岡家住宅は、アメリカ合衆国出身でありながら、生涯を通して日本で西洋建築を数多く手掛けたあのW.M.ヴォーリズによる設計。

ヴォーリズといえば、関西学院大学や同志社大学(一部)、日本基督教団関西各地の教会など、伝統的な洋風建築が有名ですが、この住宅は彼の作品には珍しい和風建築でした。

現在は大阪へと移住され、事実上の空家になっていたこの住宅を、なんとかして利活用して今後へと残していきたいというオーナー様の意志に沿うため、NPO日本グローバルサポートととの共同で活用案を提案させていただきました。

当初はその住宅構造を活かした民泊施設のような運用などの検討もなされたのですが、周辺住民の理解や現地で動ける人材、また限りある予算など、地方ならではの諸問題の中で最終的に提案されたのが、本イベントでした。

物件の関係人口を増やす

参加してくれたのは大阪周辺に在住の20代〜30代の若者たち。

それぞれ、ダンサー、シンガー、学生、研究員など様々なバックグラウンドを持っています。

朝、大阪駅に集合し、彼らとともに現地へ。

午前中はまず、彼らにオーナー様より家の歴史や建築構造などなどについて語って頂き、物件が持つ物語を共有してもらい、その内容をベースに、物件の活かし方について彼ら自身にアイデアを考えてもらいました。
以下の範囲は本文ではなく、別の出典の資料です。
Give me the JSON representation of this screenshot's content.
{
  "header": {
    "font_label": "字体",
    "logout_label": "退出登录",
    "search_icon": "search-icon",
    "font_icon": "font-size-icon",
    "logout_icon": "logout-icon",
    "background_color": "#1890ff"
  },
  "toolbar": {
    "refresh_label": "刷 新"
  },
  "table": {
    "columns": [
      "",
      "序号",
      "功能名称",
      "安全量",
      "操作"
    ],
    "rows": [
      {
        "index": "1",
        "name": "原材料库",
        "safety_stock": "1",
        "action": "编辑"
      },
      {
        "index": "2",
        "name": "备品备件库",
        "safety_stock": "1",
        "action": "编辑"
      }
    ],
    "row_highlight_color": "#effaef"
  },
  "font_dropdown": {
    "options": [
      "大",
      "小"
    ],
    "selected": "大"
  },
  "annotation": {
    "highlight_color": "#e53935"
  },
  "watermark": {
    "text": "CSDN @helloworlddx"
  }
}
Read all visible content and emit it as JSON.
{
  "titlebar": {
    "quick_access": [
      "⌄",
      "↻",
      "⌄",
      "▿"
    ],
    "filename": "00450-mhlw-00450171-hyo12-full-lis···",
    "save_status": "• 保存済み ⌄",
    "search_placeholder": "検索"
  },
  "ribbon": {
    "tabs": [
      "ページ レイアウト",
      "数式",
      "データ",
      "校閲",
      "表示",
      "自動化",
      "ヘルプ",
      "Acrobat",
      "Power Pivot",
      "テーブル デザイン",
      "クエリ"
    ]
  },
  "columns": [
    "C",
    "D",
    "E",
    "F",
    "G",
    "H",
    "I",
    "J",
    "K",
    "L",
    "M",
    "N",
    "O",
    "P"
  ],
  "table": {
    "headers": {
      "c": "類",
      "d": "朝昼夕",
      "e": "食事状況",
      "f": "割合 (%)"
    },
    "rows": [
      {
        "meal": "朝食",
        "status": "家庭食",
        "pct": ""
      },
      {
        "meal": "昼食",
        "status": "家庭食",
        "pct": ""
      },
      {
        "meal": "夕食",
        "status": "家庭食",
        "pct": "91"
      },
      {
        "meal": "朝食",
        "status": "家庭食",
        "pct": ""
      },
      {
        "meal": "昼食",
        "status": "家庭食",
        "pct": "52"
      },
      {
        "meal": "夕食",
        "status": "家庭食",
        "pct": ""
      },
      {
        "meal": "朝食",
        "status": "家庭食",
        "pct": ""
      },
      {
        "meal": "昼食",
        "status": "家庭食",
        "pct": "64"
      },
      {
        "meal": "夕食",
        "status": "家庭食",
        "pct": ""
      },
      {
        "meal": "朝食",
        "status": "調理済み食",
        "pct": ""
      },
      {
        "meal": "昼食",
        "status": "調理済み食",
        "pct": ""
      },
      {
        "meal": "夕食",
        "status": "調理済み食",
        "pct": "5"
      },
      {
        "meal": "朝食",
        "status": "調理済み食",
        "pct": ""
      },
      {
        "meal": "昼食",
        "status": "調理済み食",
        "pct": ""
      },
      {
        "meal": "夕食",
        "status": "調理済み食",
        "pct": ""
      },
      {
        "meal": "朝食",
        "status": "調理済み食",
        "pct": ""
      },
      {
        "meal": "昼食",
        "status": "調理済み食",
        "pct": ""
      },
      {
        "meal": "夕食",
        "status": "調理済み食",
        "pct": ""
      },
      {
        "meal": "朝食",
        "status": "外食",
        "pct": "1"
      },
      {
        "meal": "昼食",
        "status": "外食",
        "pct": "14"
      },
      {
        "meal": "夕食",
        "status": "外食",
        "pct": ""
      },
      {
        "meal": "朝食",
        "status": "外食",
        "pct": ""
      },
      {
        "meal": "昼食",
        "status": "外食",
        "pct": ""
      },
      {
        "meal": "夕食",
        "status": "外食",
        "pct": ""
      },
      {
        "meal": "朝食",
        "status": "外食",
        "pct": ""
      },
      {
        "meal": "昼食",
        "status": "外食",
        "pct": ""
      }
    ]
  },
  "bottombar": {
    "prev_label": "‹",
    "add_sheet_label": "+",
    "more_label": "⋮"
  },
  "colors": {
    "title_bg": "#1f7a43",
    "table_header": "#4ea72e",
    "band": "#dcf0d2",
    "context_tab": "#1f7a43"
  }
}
そこで出たアイデアを、参加者自身でオーナー様や他の参加者に発表してもらい、実現可能にするための方法を皆でディスカッション。

全くの素人である彼らの、全く新しい視点による物件の活用アイデアは、当事者には見えなかった物件の魅力を引き出すきっかけにもなり、様々な議論がかわされました。

家のことを自分ごとに

午後からは、参加者に向けてBALUEメンバーによるブランディングのワークショップ。

先ほどまで客観的に活用案を考えていた対象を家から自分自身にシフトし、自分や自分のプロダクトを売り込む(ブランディングする)ための手法について、BALUEメンバーがそれぞれのジャンルについて講義を行いました。

「場」をつくる、とは。

様々な制約のある中で、「価値」を生み出すのは容易なことではありません。

ただ、何を「価値」と捉えるのか。それ次第では、実現度は大きく異なります。

リソース的な問題もあり、この企画で継続的な収益を上げる仕組みを作ることは困難でした。

しかしイベントの開催によって、物件の物語を知る人、物件について考える人を増やし、オーナー様にもアイデアの種を得ていただく、そういった「場」を生み出すことができました。

今後、ここに植えられた種がどのように育ち、どう花開いていくのか。とても楽しみです。